Even funnier is that Apple Watch detractors often state, “It’s no iPhone” or “The iPhone was love at first sight, but the Apple Watch? Not so much.”
Because if we go back in time a bit, you’ll find that people were also returning the first-gen iPhone on account of arguably misplaced expectations.
Case in point: a 2007 Salon article from Farhad Manjoo (now of The New York Times) titled, “Why I returned my iPhone.”
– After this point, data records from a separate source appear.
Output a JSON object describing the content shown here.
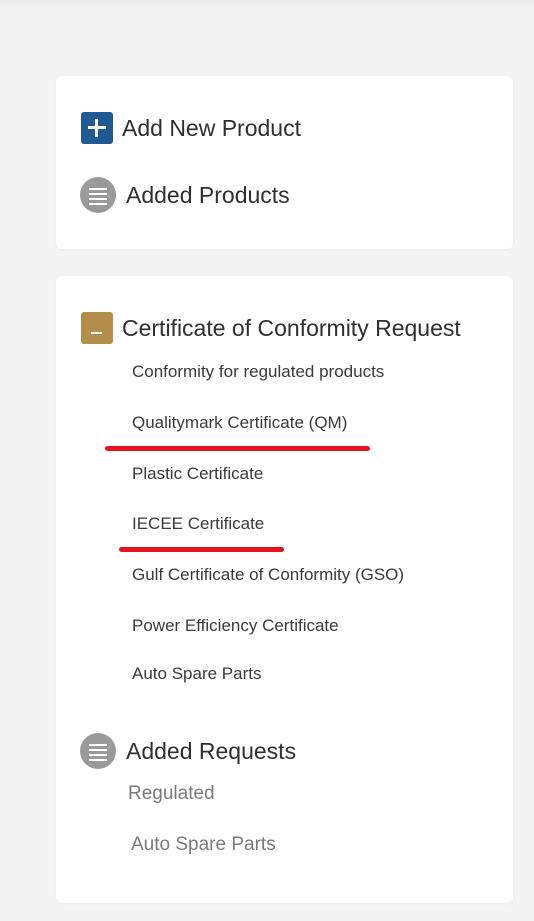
{
  "products_menu": {
    "add_new_product": "Add New Product",
    "added_products": "Added Products",
    "add_icon": "plus-icon",
    "list_icon": "list-icon"
  },
  "requests_menu": {
    "certificate_request": "Certificate of Conformity Request",
    "collapse_icon": "minus-icon",
    "certificate_items": [
      "Conformity for regulated products",
      "Qualitymark Certificate (QM)",
      "Plastic Certificate",
      "IECEE Certificate",
      "Gulf Certificate of Conformity (GSO)",
      "Power Efficiency Certificate",
      "Auto Spare Parts"
    ],
    "added_requests": "Added Requests",
    "added_request_items": [
      "Regulated",
      "Auto Spare Parts"
    ]
  },
  "colors": {
    "add_icon_bg": "#1f5a94",
    "collapse_icon_bg": "#b48d4b",
    "list_icon_bg": "#9a9a9a",
    "underline_annotation": "#e8121f"
  }
}
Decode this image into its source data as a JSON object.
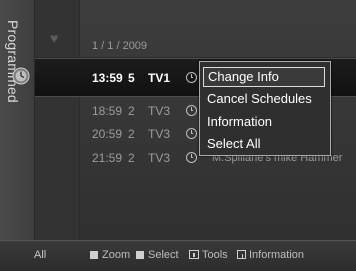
{
  "sidebar": {
    "label": "Programmed"
  },
  "date": "1 / 1 / 2009",
  "schedules": [
    {
      "time": "13:59",
      "channel_num": "5",
      "channel": "TV1",
      "title": "",
      "selected": true
    },
    {
      "time": "18:59",
      "channel_num": "2",
      "channel": "TV3",
      "title": "",
      "selected": false
    },
    {
      "time": "20:59",
      "channel_num": "2",
      "channel": "TV3",
      "title": "",
      "selected": false
    },
    {
      "time": "21:59",
      "channel_num": "2",
      "channel": "TV3",
      "title": "M.Spillane's mike Hammer",
      "selected": false
    }
  ],
  "menu": {
    "items": [
      {
        "label": "Change Info",
        "active": true
      },
      {
        "label": "Cancel Schedules",
        "active": false
      },
      {
        "label": "Information",
        "active": false
      },
      {
        "label": "Select All",
        "active": false
      }
    ]
  },
  "footer": {
    "all": "All",
    "zoom": "Zoom",
    "select": "Select",
    "tools": "Tools",
    "information": "Information"
  },
  "icons": {
    "favorite": "heart-icon",
    "timer": "clock-icon",
    "tools": "tools-icon",
    "info": "info-icon"
  }
}
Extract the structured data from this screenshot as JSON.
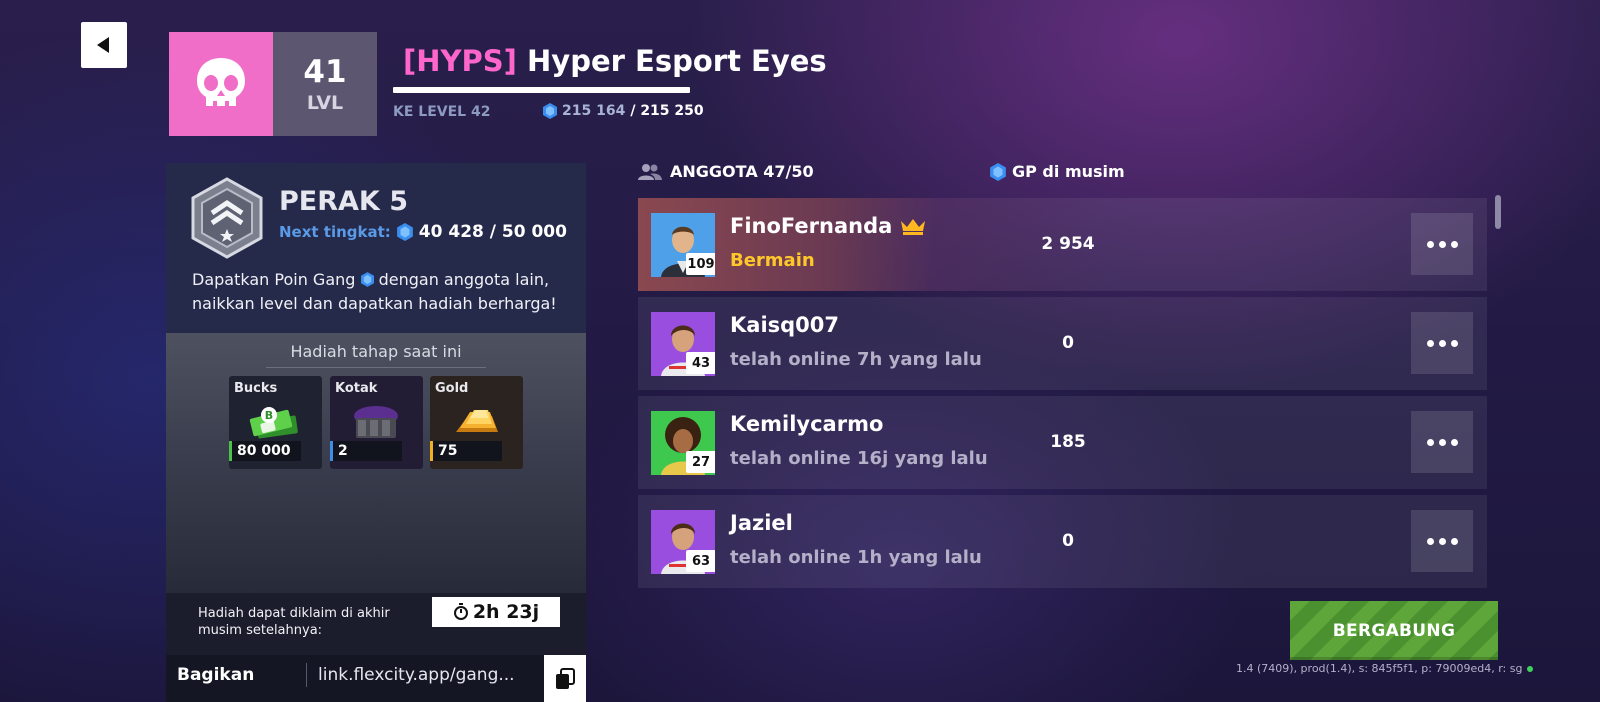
{
  "header": {
    "gang_tag": "[HYPS]",
    "gang_name": " Hyper Esport Eyes",
    "level": "41",
    "level_label": "LVL",
    "next_level_label": "KE LEVEL 42",
    "xp_current": "215 164",
    "xp_total": "/ 215 250",
    "xp_progress": 0.9996,
    "emblem_icon": "skull-icon",
    "emblem_color": "#f06ec8"
  },
  "rank": {
    "title": "PERAK 5",
    "next_label": "Next tingkat:",
    "progress": "40 428 / 50 000",
    "desc_part1": "Dapatkan Poin Gang ",
    "desc_part2": " dengan anggota lain, naikkan level dan dapatkan hadiah berharga!"
  },
  "rewards": {
    "title": "Hadiah tahap saat ini",
    "items": [
      {
        "label": "Bucks",
        "value": "80 000",
        "accent": "#4cc24a"
      },
      {
        "label": "Kotak",
        "value": "2",
        "accent": "#3d8ee8"
      },
      {
        "label": "Gold",
        "value": "75",
        "accent": "#f0b020"
      }
    ]
  },
  "claim": {
    "text": "Hadiah dapat diklaim di akhir musim setelahnya:",
    "timer": "2h 23j"
  },
  "share": {
    "label": "Bagikan",
    "link": "link.flexcity.app/gang..."
  },
  "members": {
    "header_label": "ANGGOTA 47/50",
    "gp_label": "GP di musim",
    "rows": [
      {
        "name": "FinoFernanda",
        "status": "Bermain",
        "gp": "2 954",
        "level": "109",
        "leader": true
      },
      {
        "name": "Kaisq007",
        "status": "telah online 7h yang lalu",
        "gp": "0",
        "level": "43",
        "leader": false
      },
      {
        "name": "Kemilycarmo",
        "status": "telah online 16j yang lalu",
        "gp": "185",
        "level": "27",
        "leader": false
      },
      {
        "name": "Jaziel",
        "status": "telah online 1h yang lalu",
        "gp": "0",
        "level": "63",
        "leader": false
      }
    ]
  },
  "join_button": "BERGABUNG",
  "build_info": "1.4 (7409), prod(1.4), s: 845f5f1, p: 79009ed4, r: sg"
}
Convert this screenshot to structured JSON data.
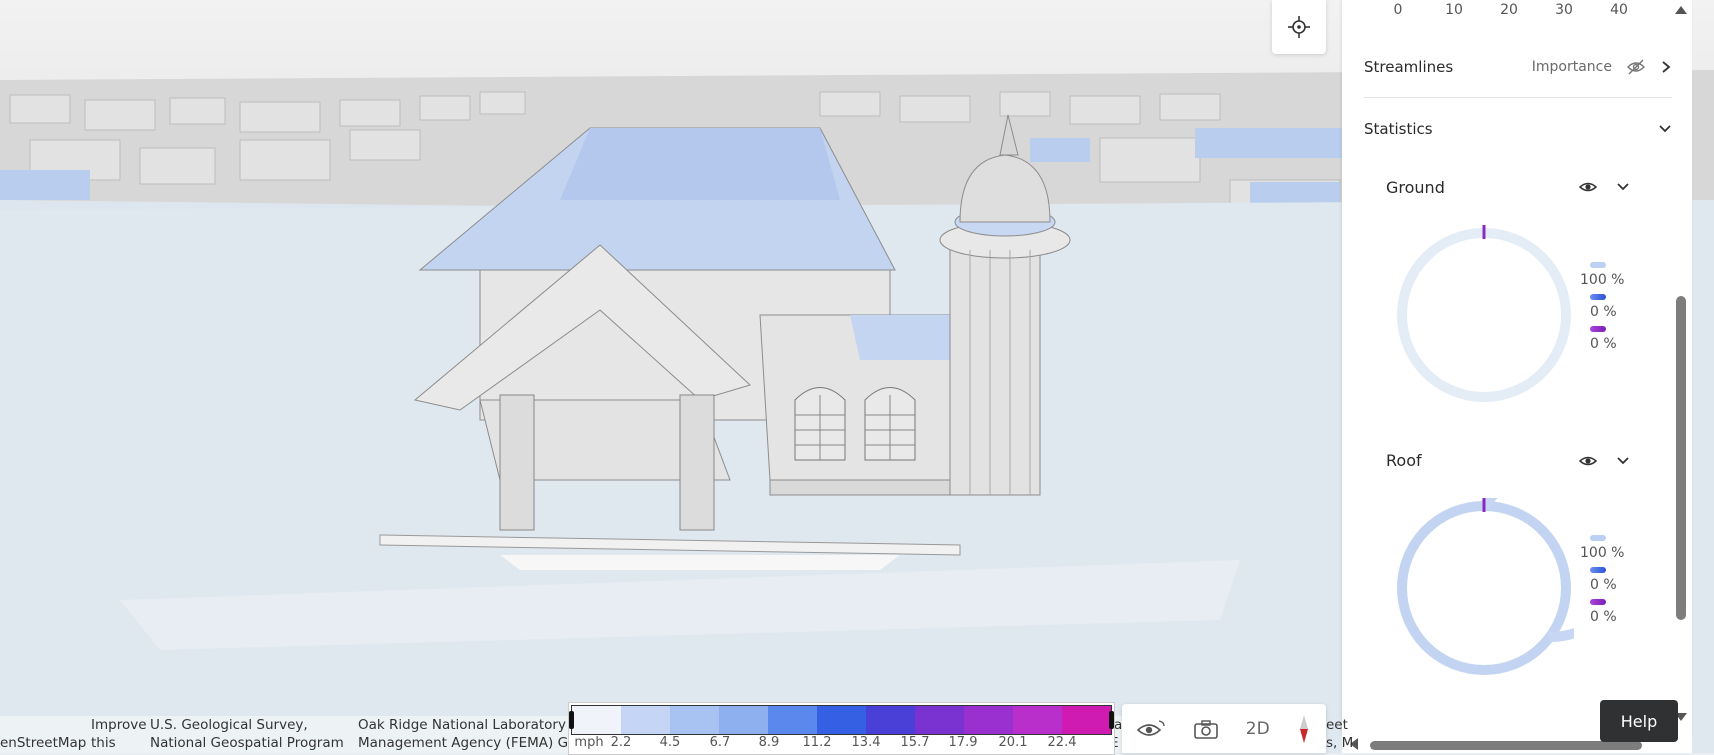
{
  "viewport": {
    "locate_icon": "crosshair-icon"
  },
  "panel": {
    "scale_ticks": [
      "0",
      "10",
      "20",
      "30",
      "40"
    ],
    "streamlines": {
      "label": "Streamlines",
      "mode": "Importance",
      "hidden_icon": "eye-off-icon",
      "open_icon": "chevron-right-icon"
    },
    "statistics": {
      "label": "Statistics",
      "toggle_icon": "chevron-down-icon"
    },
    "ground": {
      "label": "Ground",
      "ring_color": "#e4ecf6",
      "legend": [
        {
          "color": "#bcd0f4",
          "pct": "100 %"
        },
        {
          "color": "#3b64e8",
          "pct": "0 %"
        },
        {
          "color": "#8a2ac5",
          "pct": "0 %"
        }
      ]
    },
    "roof": {
      "label": "Roof",
      "ring_color": "#c3d4f2",
      "legend": [
        {
          "color": "#bcd0f4",
          "pct": "100 %"
        },
        {
          "color": "#3b64e8",
          "pct": "0 %"
        },
        {
          "color": "#8a2ac5",
          "pct": "0 %"
        }
      ]
    }
  },
  "help_label": "Help",
  "attribution": {
    "c1a": "",
    "c1b": "enStreetMap",
    "c2a": "Improve",
    "c2b": "this",
    "c3a": "U.S. Geological Survey,",
    "c3b": "National Geospatial Program",
    "c4a": "Oak Ridge National Laboratory (O",
    "c4b": "Management Agency (FEMA) Geo",
    "c5a": "a",
    "c5b": "E",
    "c6a": "eet",
    "c6b": "s, M"
  },
  "color_legend": {
    "unit": "mph",
    "ticks": [
      "2.2",
      "4.5",
      "6.7",
      "8.9",
      "11.2",
      "13.4",
      "15.7",
      "17.9",
      "20.1",
      "22.4"
    ],
    "colors": [
      "#f0f3f9",
      "#c4d5f5",
      "#a8c2f2",
      "#8fb0ee",
      "#5a88ec",
      "#3560e4",
      "#4a3fd6",
      "#7a32d0",
      "#9a30cf",
      "#b82fcc",
      "#d01bb3"
    ]
  },
  "nav": {
    "view_icon": "eye-rotate-icon",
    "camera_icon": "camera-icon",
    "mode_2d": "2D",
    "compass_icon": "compass-icon"
  }
}
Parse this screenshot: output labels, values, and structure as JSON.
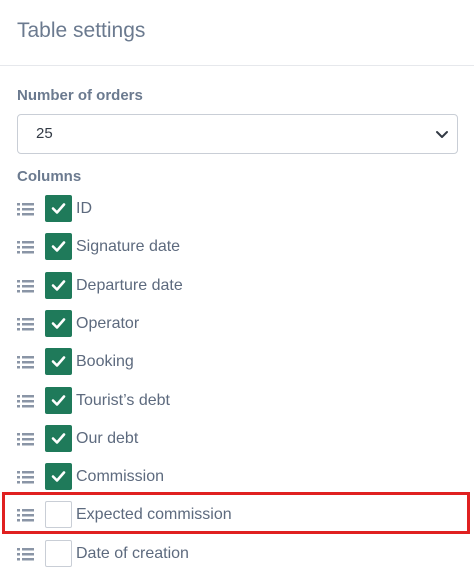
{
  "panel": {
    "title": "Table settings"
  },
  "orders": {
    "label": "Number of orders",
    "selected": "25"
  },
  "columns": {
    "label": "Columns",
    "items": [
      {
        "label": "ID",
        "checked": true
      },
      {
        "label": "Signature date",
        "checked": true
      },
      {
        "label": "Departure date",
        "checked": true
      },
      {
        "label": "Operator",
        "checked": true
      },
      {
        "label": "Booking",
        "checked": true
      },
      {
        "label": "Tourist’s debt",
        "checked": true
      },
      {
        "label": "Our debt",
        "checked": true
      },
      {
        "label": "Commission",
        "checked": true
      },
      {
        "label": "Expected commission",
        "checked": false
      },
      {
        "label": "Date of creation",
        "checked": false
      }
    ]
  },
  "colors": {
    "checkbox_checked": "#1f7a5a",
    "highlight": "#e02020",
    "text": "#5d6a7e"
  }
}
As a phone, it’s middling (or it’s fantastic and stuck on a middling network, which amounts to the same thing); it’s missing some key features; and even though many of these features could be added by third-party developers, Apple has locked it up. I listed the main missing features here; of these, the one that rankles most is 3G networking. The iPhone’s portable Web, as great as it is, runs on EDGE, and thus is too damned slow
…
Other omissions aren’t as painful, but they grate: There’s no clipboard, no voice dialing, no way to add wallpaper or ring tones, no search function for contacts or e-mail, no native instant-messaging application, and no way to fully sync the phone’s calendar with Google Calendar.
The original iPhone famously launched with a number of shortcomings. Still, it would eventually go on to become the most profitable product ever released by Apple. With each successive iteration, Apple slowly but surely fleshed out the iPhone feature set, resulting in a product that today sells by the tens of millions every single quarter.
And that, in my opinion, is what makes the Apple Watch so compelling. Not for what it does today, but that it represents a completely new platform that Apple isn’t going to abandon any time soon. On the contrary, Apple will continue to throw resources at the Apple Watch and the device will undoubtedly improve by leaps and bounds in subsequent generations.
Perhaps Apple here is a victim of its own success, insofar as people expect to fall in love with new Apple devices overnight. The reality is that it’s not that unusual for first-gen products from Apple to slowly but surely pick up steam, the iPhone itself being no exception.